I attached the treads with double stick tape on the sections that were visible. On the areas that were not visible, I stapled the treads to the cardboard. I reinforced the top sections with metal E-Z anchors.
4. Middle section:
The middle section of the tank is another box in which I used three sides of. I attached the middle of the three sides to the top of the tank's bottom section (#1 above). I later cut a hole in the top of it which served as the area my son would be standing in. I cut and angled the two sides of the box and draped them over the sides of the bottom section, covering the two top sections of the side wheels. I screwed the sides to the bottom section of the tank above the wheels.
To give the tank a front and back bumper, I scored the middle/top section at each end and folded each piece over. After everything was tightly secured, I used spray adhesive to cover the middle section with camouflage material.
Before attaching the last and top section, I placed plastic handles through the middle section in order for my son to pick up the tank and walk with it. The handles were ones I had saved from old boxes.
5. Top section (turret):
The turret section was made from, yes, you guessed it, boxes! I used one medium and two small boxes. I cut most of the bottom portion off the medium box, but left an edge so I could screw it into the middle box (#4 above) section. I also cut a hole in the top, proportionate and directly above the one I cut in the middle section for my son to stand through. I did angle the sides of the box to give it some dimension.
On the front part of the medium box I attached small box and a barrel. The barrel was a mailing tube. I cut a hole in a small box and placed the barrel in it. I tightly packed the inside of the small box with packing peanuts to hold the barrel steady, yet not make it heavy. I then used Gorilla black tape to secure the tube to the box and covered the box and barrel with black contact paper.
I used two E-Z anchors to attach the small box and barrel to the middle section of the tank. It fit slightly under the front of the top, medium box, which gave it further support. After attaching the medium box to the bottom section, I covered the box with the camouflage material using spray adhesive. Also, I attached another small box (spray painted black and green) to the back of the medium box to give this section further dimension, hide an open spot in the back of the box, and allow a place for the opening/lid to rest on.

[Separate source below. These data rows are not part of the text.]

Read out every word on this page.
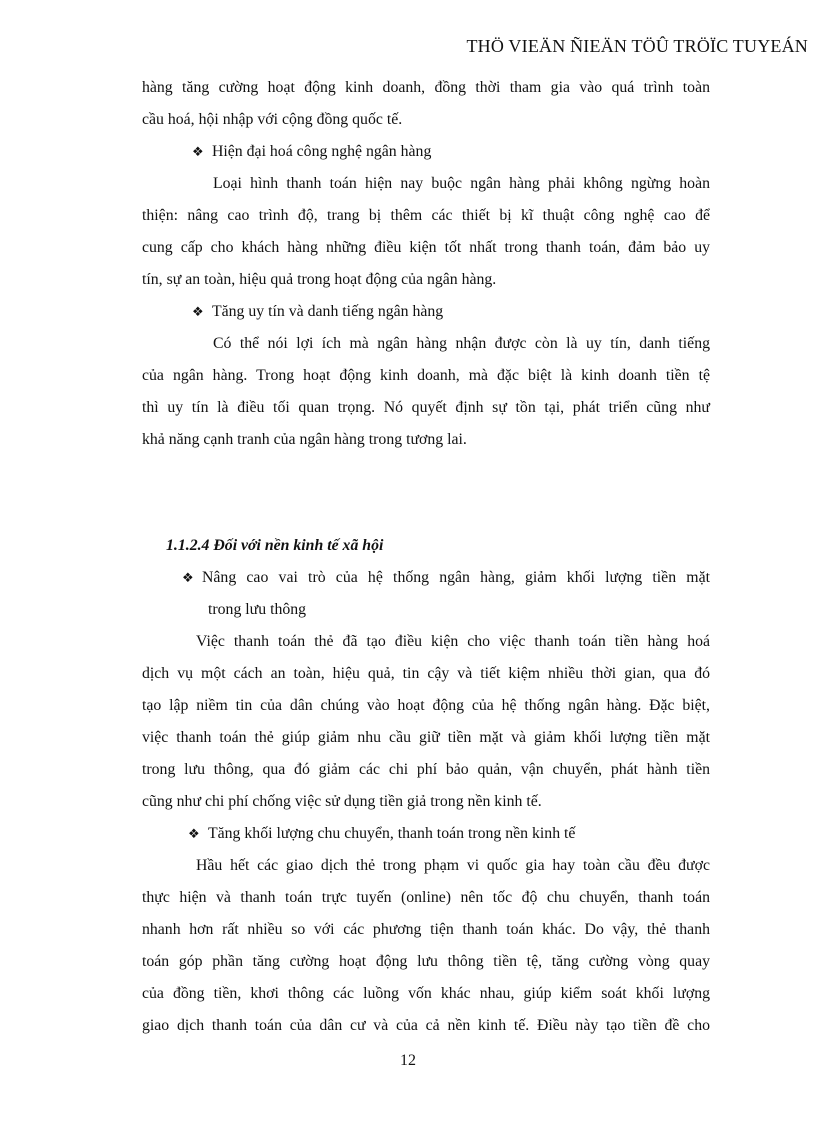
THÖ VIEÄN ÑIEÄN TÖÛ TRÖÏC TUYEÁN
hàng tăng cường hoạt động kinh doanh, đồng thời tham gia vào quá trình toàn
cầu hoá, hội nhập với cộng đồng quốc tế.
❖ Hiện đại hoá công nghệ ngân hàng
Loại hình thanh toán hiện nay buộc ngân hàng phải không ngừng hoàn
thiện: nâng cao trình độ, trang bị thêm các thiết bị kĩ thuật công nghệ cao để
cung cấp cho khách hàng những điều kiện tốt nhất trong thanh toán, đảm bảo uy
tín, sự an toàn, hiệu quả trong hoạt động của ngân hàng.
❖ Tăng uy tín và danh tiếng ngân hàng
Có thể nói lợi ích mà ngân hàng nhận được còn là uy tín, danh tiếng
của ngân hàng. Trong hoạt động kinh doanh, mà đặc biệt là kinh doanh tiền tệ
thì uy tín là điều tối quan trọng. Nó quyết định sự tồn tại, phát triển cũng như
khả năng cạnh tranh của ngân hàng trong tương lai.
1.1.2.4 Đối với nền kinh tế xã hội
❖ Nâng cao vai trò của hệ thống ngân hàng, giảm khối lượng tiền mặt
trong lưu thông
Việc thanh toán thẻ đã tạo điều kiện cho việc thanh toán tiền hàng hoá
dịch vụ một cách an toàn, hiệu quả, tin cậy và tiết kiệm nhiều thời gian, qua đó
tạo lập niềm tin của dân chúng vào hoạt động của hệ thống ngân hàng. Đặc biệt,
việc thanh toán thẻ giúp giảm nhu cầu giữ tiền mặt và giảm khối lượng tiền mặt
trong lưu thông, qua đó giảm các chi phí bảo quản, vận chuyển, phát hành tiền
cũng như chi phí chống việc sử dụng tiền giả trong nền kinh tế.
❖ Tăng khối lượng chu chuyển, thanh toán trong nền kinh tế
Hầu hết các giao dịch thẻ trong phạm vi quốc gia hay toàn cầu đều được
thực hiện và thanh toán trực tuyến (online) nên tốc độ chu chuyển, thanh toán
nhanh hơn rất nhiều so với các phương tiện thanh toán khác. Do vậy, thẻ thanh
toán góp phần tăng cường hoạt động lưu thông tiền tệ, tăng cường vòng quay
của đồng tiền, khơi thông các luồng vốn khác nhau, giúp kiểm soát khối lượng
giao dịch thanh toán của dân cư và của cả nền kinh tế. Điều này tạo tiền đề cho
12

The opening/lid section was made from a hodgepodge of stuff. I used a basket with an attached lid and a black Halloween cauldron (pot). Here’s how I did it: I cut off most of the bottom of the basket, leaving the lid, rim of the basket and about two inches of basket. I then removed the cauldron's handle and cut the holes off the cauldron that the handles went in so it would sit level upside down on top of the basket’s lid.
I used silicon glue and glued the cauldron to the top of the lid and let it set overnight. I then spray painted the entire cauldron and basket with black spray paint. Before placing this piece in the circular cut out (#4 and 5) sections, I did wire the lid to the basket where the hinge was to further secure it.
Lastly, I placed this lid section through the circle I had cut out in the top box section. I secured the lid section to the rest of the tank by using two thin, white curtain rods. I drilled two holes on each side of the top (turret) section. The curtain rods went through the center section, catching the webbing portion of the basket and then proceeded to go out the other side of the box.
I did this to the front and back portion of the basket. I held the curtain rods in place on the outside by using cable ties in the holes on the ends of the rods. I also covered them with black Gorilla tape. I used black tape to cover the rods inside the tank as well because they were white it color.
6. Final Touches: (some of the final touches were:
• Front bumper was a long plastic paint tray, turned upside down and spray painted black and green. I attached LED stick-on lights which were great, especially at night. Lastly, I placed an American Flag decal on the bumper.
• Cut and painted cardboard stars white and placed them on the sides and back of the tank.
• Hung pieces of camouflage on various areas of the tank. I purchase the camouflage at a local military outfitters/hunting store.
• Inside the barrel I placed a coiled up seven foot piece of orange EL lights. We set it to a flashing mode, so it appeared to be shooting.
The Homemade Army Tank Costume was not too heavy, so my son could carry it with no problem. During the process of making the costume, however, I realized it was too heavy and awkward and I did have to cut it down by about a foot. It put me a bit behind in schedule, but I was able to correct the structure (tank) before I had gone too far.
All-in-all, we had lots of fun! To top it off, my son dressed up in a camouflage outfit we put together. I bought some various iron-on army patches and placed them on his camouflage sweatshirt. I placed some camo make-up on his face and topped it off with a helmet and he was ready to go.
Everyone seemed to like the costume. It was also nice to honor our troops.